I’m not saying this to be harsh. But it does help to manage expectations and normalize your experience. We want the pain to go away, and it can be disappointing to rush into a therapy office and still feel like shit when you leave.
As time passes, some individuals may begin to feel "stuck" in their grief. This is often when therapy can become particularly effective and supportive. While therapy can be beneficial at any stage in the grieving process, it can be especially helpful when you feel overwhelmed, numb, or as if you are not making progress. Many people may try to force themselves to engage in therapy, expecting that they should be crying or expressing their emotions in a specific way. It’s essential to remember that it’s okay to feel however you are feeling, and that therapy can provide a safe space to explore those feelings without judgment.
Grief as a spectrum
Another helpful model to consider is understanding grief as a spectrum. On one end, you may find yourself springing into busy action, managing affairs, taking the lead on arrangements, and maybe attempting to avoid your emotions. On the other end, you may feel frozen, unable to take on any tasks at all, and overwhelmed by your emotions. If you find yourself feeling stuck in one of these extremes, therapy can offer gentle guidance to help you move toward the middle of the spectrum. This movement can allow you to find balance, enabling you to both acknowledge your feelings and engage with life’s demands.
For example, when you feel completely overwhelmed, it might help to break things down into smaller, manageable tasks. Setting a small goal can provide a sense of accomplishment and help you feel a bit more in control.
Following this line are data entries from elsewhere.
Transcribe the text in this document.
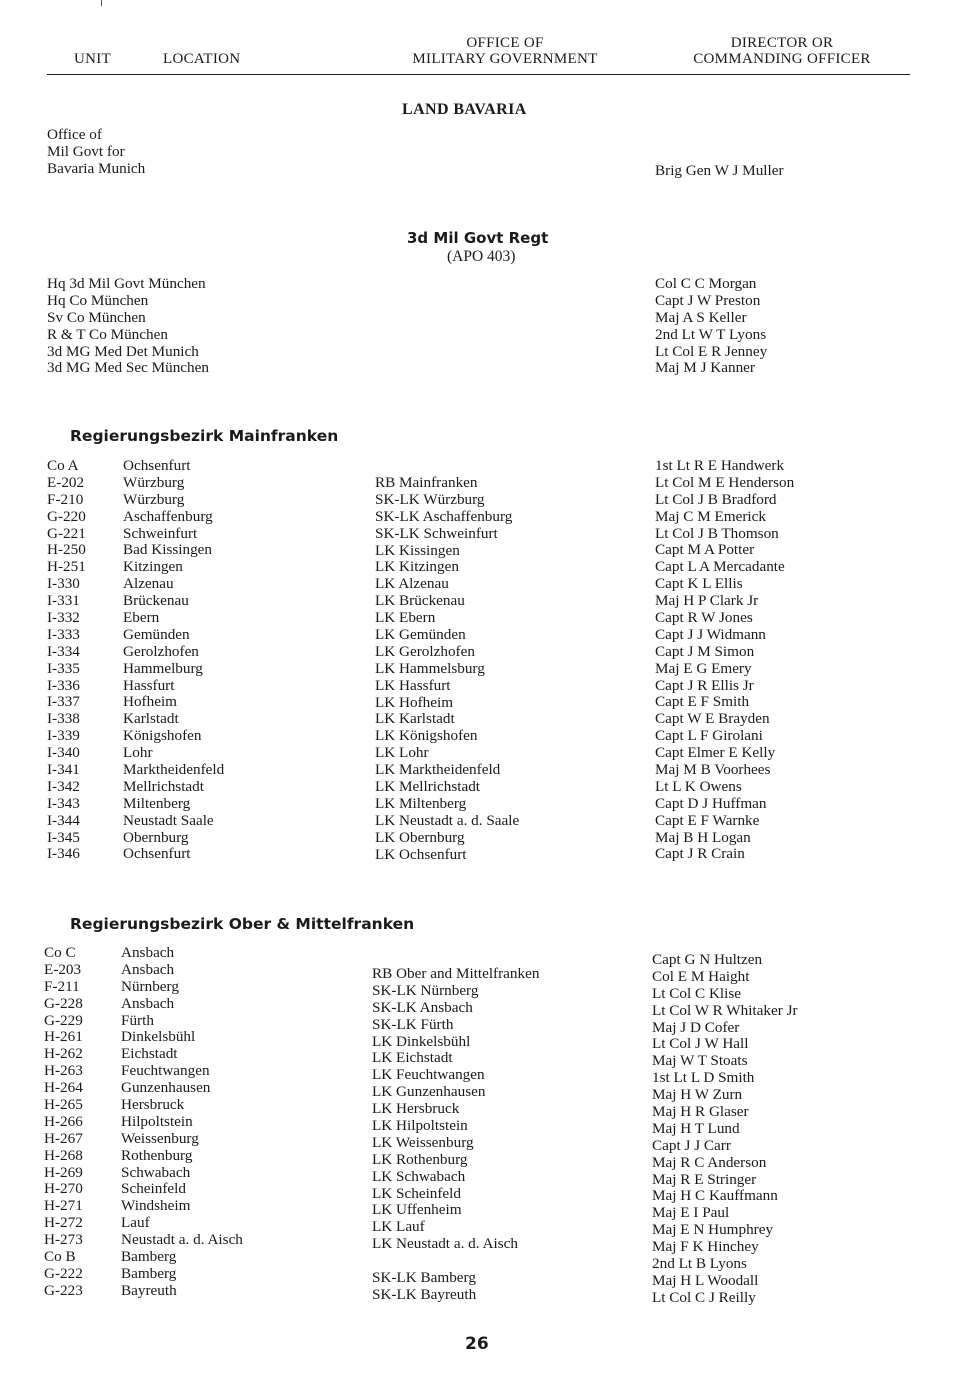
UNIT	LOCATION
OFFICE OF
MILITARY GOVERNMENT
DIRECTOR OR
COMMANDING OFFICER
LAND BAVARIA
Office of
Mil Govt for
Bavaria Munich	Brig Gen W J Muller
3d Mil Govt Regt
(APO 403)
Hq 3d Mil Govt München
Hq Co München
Sv Co München
R & T Co München
3d MG Med Det Munich
3d MG Med Sec München
Col C C Morgan
Capt J W Preston
Maj A S Keller
2nd Lt W T Lyons
Lt Col E R Jenney
Maj M J Kanner
Regierungsbezirk Mainfranken
Co A
E-202
F-210
G-220
G-221
H-250
H-251
I-330
I-331
I-332
I-333
I-334
I-335
I-336
I-337
I-338
I-339
I-340
I-341
I-342
I-343
I-344
I-345
I-346
Ochsenfurt
Würzburg
Würzburg
Aschaffenburg
Schweinfurt
Bad Kissingen
Kitzingen
Alzenau
Brückenau
Ebern
Gemünden
Gerolzhofen
Hammelburg
Hassfurt
Hofheim
Karlstadt
Königshofen
Lohr
Marktheidenfeld
Mellrichstadt
Miltenberg
Neustadt Saale
Obernburg
Ochsenfurt
RB Mainfranken
SK-LK Würzburg
SK-LK Aschaffenburg
SK-LK Schweinfurt
LK Kissingen
LK Kitzingen
LK Alzenau
LK Brückenau
LK Ebern
LK Gemünden
LK Gerolzhofen
LK Hammelsburg
LK Hassfurt
LK Hofheim
LK Karlstadt
LK Königshofen
LK Lohr
LK Marktheidenfeld
LK Mellrichstadt
LK Miltenberg
LK Neustadt a. d. Saale
LK Obernburg
LK Ochsenfurt
1st Lt R E Handwerk
Lt Col M E Henderson
Lt Col J B Bradford
Maj C M Emerick
Lt Col J B Thomson
Capt M A Potter
Capt L A Mercadante
Capt K L Ellis
Maj H P Clark Jr
Capt R W Jones
Capt J J Widmann
Capt J M Simon
Maj E G Emery
Capt J R Ellis Jr
Capt E F Smith
Capt W E Brayden
Capt L F Girolani
Capt Elmer E Kelly
Maj M B Voorhees
Lt L K Owens
Capt D J Huffman
Capt E F Warnke
Maj B H Logan
Capt J R Crain
Regierungsbezirk Ober & Mittelfranken
Co C
E-203
F-211
G-228
G-229
H-261
H-262
H-263
H-264
H-265
H-266
H-267
H-268
H-269
H-270
H-271
H-272
H-273
Co B
G-222
G-223
Ansbach
Ansbach
Nürnberg
Ansbach
Fürth
Dinkelsbühl
Eichstadt
Feuchtwangen
Gunzenhausen
Hersbruck
Hilpoltstein
Weissenburg
Rothenburg
Schwabach
Scheinfeld
Windsheim
Lauf
Neustadt a. d. Aisch
Bamberg
Bamberg
Bayreuth
RB Ober and Mittelfranken
SK-LK Nürnberg
SK-LK Ansbach
SK-LK Fürth
LK Dinkelsbühl
LK Eichstadt
LK Feuchtwangen
LK Gunzenhausen
LK Hersbruck
LK Hilpoltstein
LK Weissenburg
LK Rothenburg
LK Schwabach
LK Scheinfeld
LK Uffenheim
LK Lauf
LK Neustadt a. d. Aisch
SK-LK Bamberg
SK-LK Bayreuth
Capt G N Hultzen
Col E M Haight
Lt Col C Klise
Lt Col W R Whitaker Jr
Maj J D Cofer
Lt Col J W Hall
Maj W T Stoats
1st Lt L D Smith
Maj H W Zurn
Maj H R Glaser
Maj H T Lund
Capt J J Carr
Maj R C Anderson
Maj R E Stringer
Maj H C Kauffmann
Maj E I Paul
Maj E N Humphrey
Maj F K Hinchey
2nd Lt B Lyons
Maj H L Woodall
Lt Col C J Reilly
26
Conversely, for when you are staying busy and avoiding your feelings, it’s important to carve out time to allow emotions to surface. Engaging with emotional media, such as a sad movie or book, can provide a safer way to access those feelings. For instance, crying over Rachel McAdams in The Notebook, or putting on your most emo playlist can be a way to connect with emotions without directly facing your own grief.
While the Five Stages of Grief is a classic framework for understanding loss, exploring models like the Four Tasks of Mourning and the spectrum of grief may be more relatable for you. And remember, grief can manifest in many forms and is not solely tied to bereavement. If you find yourself feeling stuck, overwhelmed, or unsure about your grief journey, you don’t have to start right away, but you might be ready for therapy. Therapy can be a valuable resource at any point in the grieving process, offering you a space to explore your emotions and find a path toward healing. Remember, you don’t have to navigate this journey alone. Seeking help is a sign of strength, and support is available to guide you through this challenging time.